Johnson’s 10th chapter provides details on how to consume and proposes an audacious (but tongue-in-cheek) scheme to provide “nutritional” labels in information products – very much as we have for food. In reality, one should consume consciously, that is by controlling our information intake and its source. Keeping a clean habit includes such important advice as to cut one’s subscription to cable television in order to purchase items à la carte. Keeping a journal is also a good idea – as it provides measurable feedback. Other bits of advice include consuming local (p.108), low-ad (p.111), diverse – mainly Khan Academy, TED Talks and Kickstarter (p.113-5) and balanced (p.115) sources.

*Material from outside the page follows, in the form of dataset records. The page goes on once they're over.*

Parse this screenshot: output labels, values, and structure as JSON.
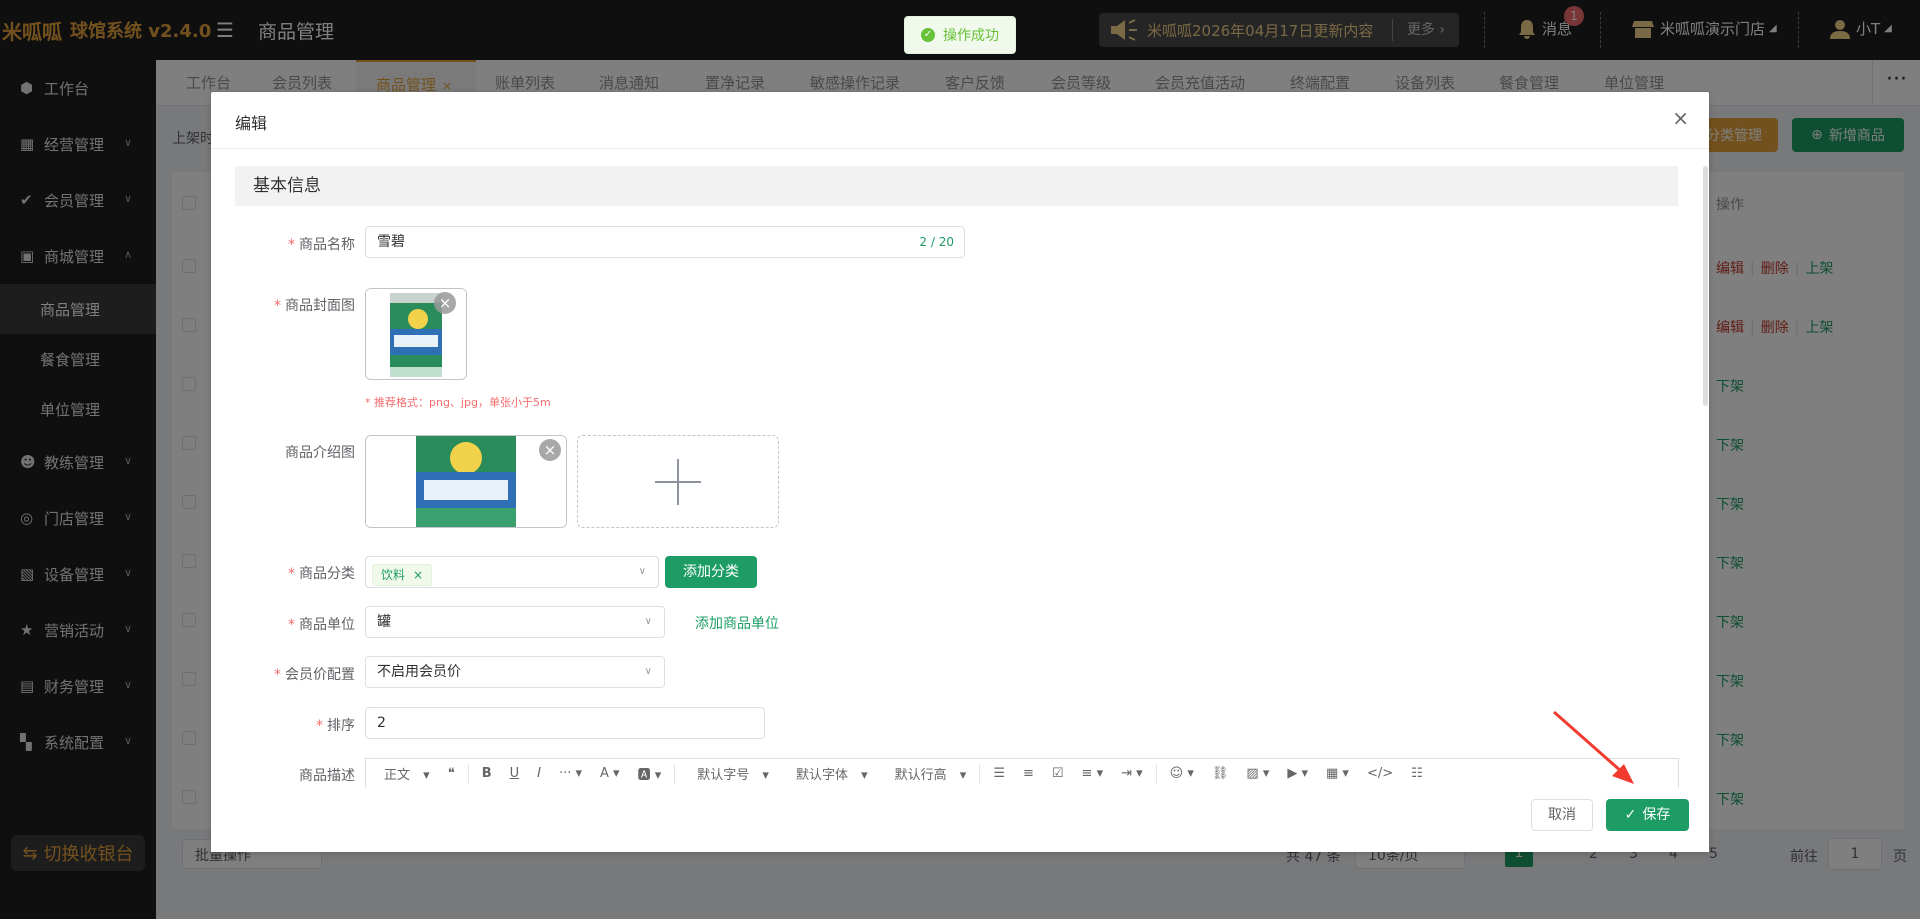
{
  "header": {
    "logo_text": "米呱呱",
    "app_title": "球馆系统 v2.4.0",
    "page_title": "商品管理",
    "toast": "操作成功",
    "notice_text": "米呱呱2026年04月17日更新内容",
    "notice_more": "更多",
    "messages_label": "消息",
    "messages_badge": "1",
    "store_name": "米呱呱演示门店",
    "user_name": "小T"
  },
  "sidebar": {
    "items": [
      {
        "label": "工作台"
      },
      {
        "label": "经营管理"
      },
      {
        "label": "会员管理"
      },
      {
        "label": "商城管理"
      },
      {
        "label": "教练管理"
      },
      {
        "label": "门店管理"
      },
      {
        "label": "设备管理"
      },
      {
        "label": "营销活动"
      },
      {
        "label": "财务管理"
      },
      {
        "label": "系统配置"
      }
    ],
    "sub_items": [
      {
        "label": "商品管理"
      },
      {
        "label": "餐食管理"
      },
      {
        "label": "单位管理"
      }
    ],
    "switch_button": "切换收银台"
  },
  "tabs": [
    {
      "label": "工作台"
    },
    {
      "label": "会员列表"
    },
    {
      "label": "商品管理"
    },
    {
      "label": "账单列表"
    },
    {
      "label": "消息通知"
    },
    {
      "label": "置净记录"
    },
    {
      "label": "敏感操作记录"
    },
    {
      "label": "客户反馈"
    },
    {
      "label": "会员等级"
    },
    {
      "label": "会员充值活动"
    },
    {
      "label": "终端配置"
    },
    {
      "label": "设备列表"
    },
    {
      "label": "餐食管理"
    },
    {
      "label": "单位管理"
    }
  ],
  "list": {
    "filter_label": "上架时",
    "category_button": "分类管理",
    "add_button": "新增商品",
    "op_header": "操作",
    "row_ops": [
      {
        "edit": "编辑",
        "del": "删除",
        "toggle": "上架"
      },
      {
        "edit": "编辑",
        "del": "删除",
        "toggle": "上架"
      },
      {
        "toggle": "下架"
      },
      {
        "toggle": "下架"
      },
      {
        "toggle": "下架"
      },
      {
        "toggle": "下架"
      },
      {
        "toggle": "下架"
      },
      {
        "toggle": "下架"
      },
      {
        "toggle": "下架"
      },
      {
        "toggle": "下架"
      }
    ],
    "batch": "批量操作",
    "total": "共 47 条",
    "page_size": "10条/页",
    "pages": [
      "1",
      "2",
      "3",
      "4",
      "5"
    ],
    "goto_label": "前往",
    "goto_value": "1",
    "page_unit": "页"
  },
  "dialog": {
    "title": "编辑",
    "section": "基本信息",
    "fields": {
      "name_label": "商品名称",
      "name_value": "雪碧",
      "name_count": "2 / 20",
      "cover_label": "商品封面图",
      "cover_hint": "* 推荐格式：png、jpg，单张小于5m",
      "intro_label": "商品介绍图",
      "category_label": "商品分类",
      "category_tag": "饮料",
      "add_category": "添加分类",
      "unit_label": "商品单位",
      "unit_value": "罐",
      "add_unit": "添加商品单位",
      "member_price_label": "会员价配置",
      "member_price_value": "不启用会员价",
      "sort_label": "排序",
      "sort_value": "2",
      "desc_label": "商品描述"
    },
    "editor_toolbar": [
      "正文",
      "默认字号",
      "默认字体",
      "默认行高"
    ],
    "cancel": "取消",
    "save": "保存"
  }
}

Johnson’s conclusion (Part III – Social Obesity) attempts to depict the how his scheme might impact the political and social climate in the USA. Of interest in Chapter 11 (the participation Gap) is his take on transparency’s dark side:

“You can simply claim to be transparent, and create a halo of honesty about you, without actually being honest.
Two factors empower this dark side of transparency. […] The first is the deluge of information and facts disguised as entertainment. Even the most open and transparent systems must compete with buckets of information that are more interesting. The second is our poor information diets – that we choose information we want to hear over information that reveals the truth makes the competition all the more difficult.(p.132)

Johnson continues:

“[T]he thruth is that citizen-focused transparency initiatives have a miserable track record of fighting corruption. And citizens have a miserable track record of using those initiatives to make rational decisions about the people they elect.
Transparency isn’t a replacement for integrity and honesty; it’s an infrastructural tool that allows for those attributes to occur – but only if the public is willing [to] act upon the information that they recieve as a result of transparency in a conscious, deliberate way.” (p. 134)

and :

“The greatest political ideas have come from the constant search for synthesis and pragmatism, and the foundation of democracy is constant public participation. (p. 137)

Our information consumption habits thus shape the economics of information production – that is how we can shape the future of available information at the societal level.

Johnson closes with a letter to programmers and software developers – the “new” scribes that rule our information world, with a call to get involved in local and social issues with their skills – to fix real problems.